Today, Pentecost Sunday, if we notice the presence of shame and anguish in our souls on account of our disengagement and cowardliness, we might want to tally, roughly, how many Pentecost Sundays we have celebrated thus far in our lifetime, while ignoring the “tongues as of fire,” the “strong driving wind” and the unmistakable presence of the Holy Spirit. We might want also to remind ourselves that “we were all given to drink of one Spirit.” We drank it when we were baptized and confirmed. We drank it every time we renewed our baptismal promises and every time we became one with the Lord Jesus by eating and drinking his body and blood in Holy Communion.
So, now, I want to address, with burning passion in my heart, all those here present who want the doors of their hiding place to be flung open. I want to address, with a mind flooded by the light of Christ’s truth, all those who cannot live any longer with that unbearable mixture of anguish and shame in their soul.
The most reoccurring sentence in the Bible, from cover to cover, notwithstanding minor variations, is this: “Do not be afraid!” “Do not be afraid” was the reoccurring theme also of the long pontificate of St. John Paul II, who was instrumental in defeating fierce and most powerful enemies of the Church.
Today, we can have another one of our “bland, uncommitted Pentecost Sundays” or we can “drink of the one Spirit” and do so intentionally, fully aware that, if we let the Holy Spirit take hold of our entire being, body and soul, mind and heart, we would be thoroughly changed. The Holy Spirit would expose us to new ways and new situations, some very painful, some very exhilarating, but all stunning and transforming.
Speaking of drinking of the Holy Spirit, the reaction at that first Pentecost was one of amazement and shock as we see in the Acts of the Apostles (2:1-11). However, if we read the next verse (Acts 2: 13) we learn of the reaction of those who knew how afraid and how cowardly those disciples of Jesus were:
But others said, scoffing, “They have had too much new wine.”

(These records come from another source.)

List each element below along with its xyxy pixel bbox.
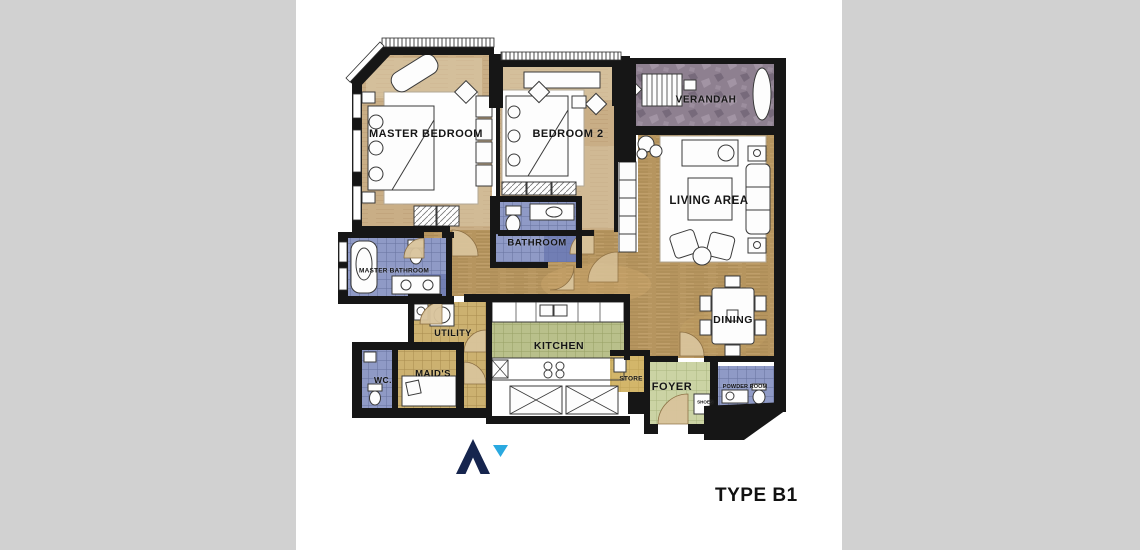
room-label-bathroom: BATHROOM [507, 238, 566, 249]
floor-plan-drawing [296, 0, 842, 550]
room-label-shoes: SHOES [697, 400, 713, 405]
room-label-bedroom-2: BEDROOM 2 [532, 128, 603, 140]
brand-logo [450, 434, 514, 480]
room-label-maids: MAID'S [415, 369, 451, 380]
room-label-utility: UTILITY [434, 328, 472, 338]
room-label-living-area: LIVING AREA [669, 195, 748, 207]
room-label-foyer: FOYER [652, 381, 692, 393]
floor-plan: MASTER BEDROOM BEDROOM 2 VERANDAH LIVING… [296, 0, 842, 550]
logo-triangle-icon [493, 445, 508, 457]
room-label-kitchen: KITCHEN [534, 340, 584, 352]
plan-type-label: TYPE B1 [715, 485, 835, 507]
room-label-verandah: VERANDAH [676, 95, 737, 106]
plan-sheet: MASTER BEDROOM BEDROOM 2 VERANDAH LIVING… [296, 0, 842, 550]
store-fixtures [614, 358, 626, 372]
maids-furniture [402, 376, 456, 406]
room-label-master-bedroom: MASTER BEDROOM [369, 128, 483, 140]
logo-arrow-icon [456, 439, 490, 474]
room-label-master-bathroom: MASTER BATHROOM [359, 268, 429, 275]
room-label-powder-room: POWDER ROOM [723, 384, 768, 390]
room-label-dining: DINING [713, 314, 753, 326]
room-label-wc: WC. [374, 375, 392, 385]
room-label-store: STORE [619, 376, 642, 383]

Drinking of the one Spirit, fully aware of what He can do, would have on us the same effect of drinking too much new wine. We would break through the shell of prudence, fear, worry, and hesitation that has hurt our beloved Church, all of us, and which allows our country and our western world to live in the darkness of relativism and secularism and to run adrift without the moral rudder of God’s law. Such an act of courage on our part would turn prayer into reality.
The refrain: “Lord, send out your Spirit, and renew the face of the earth” would be more than a simple, formal supplication; it would truly happen!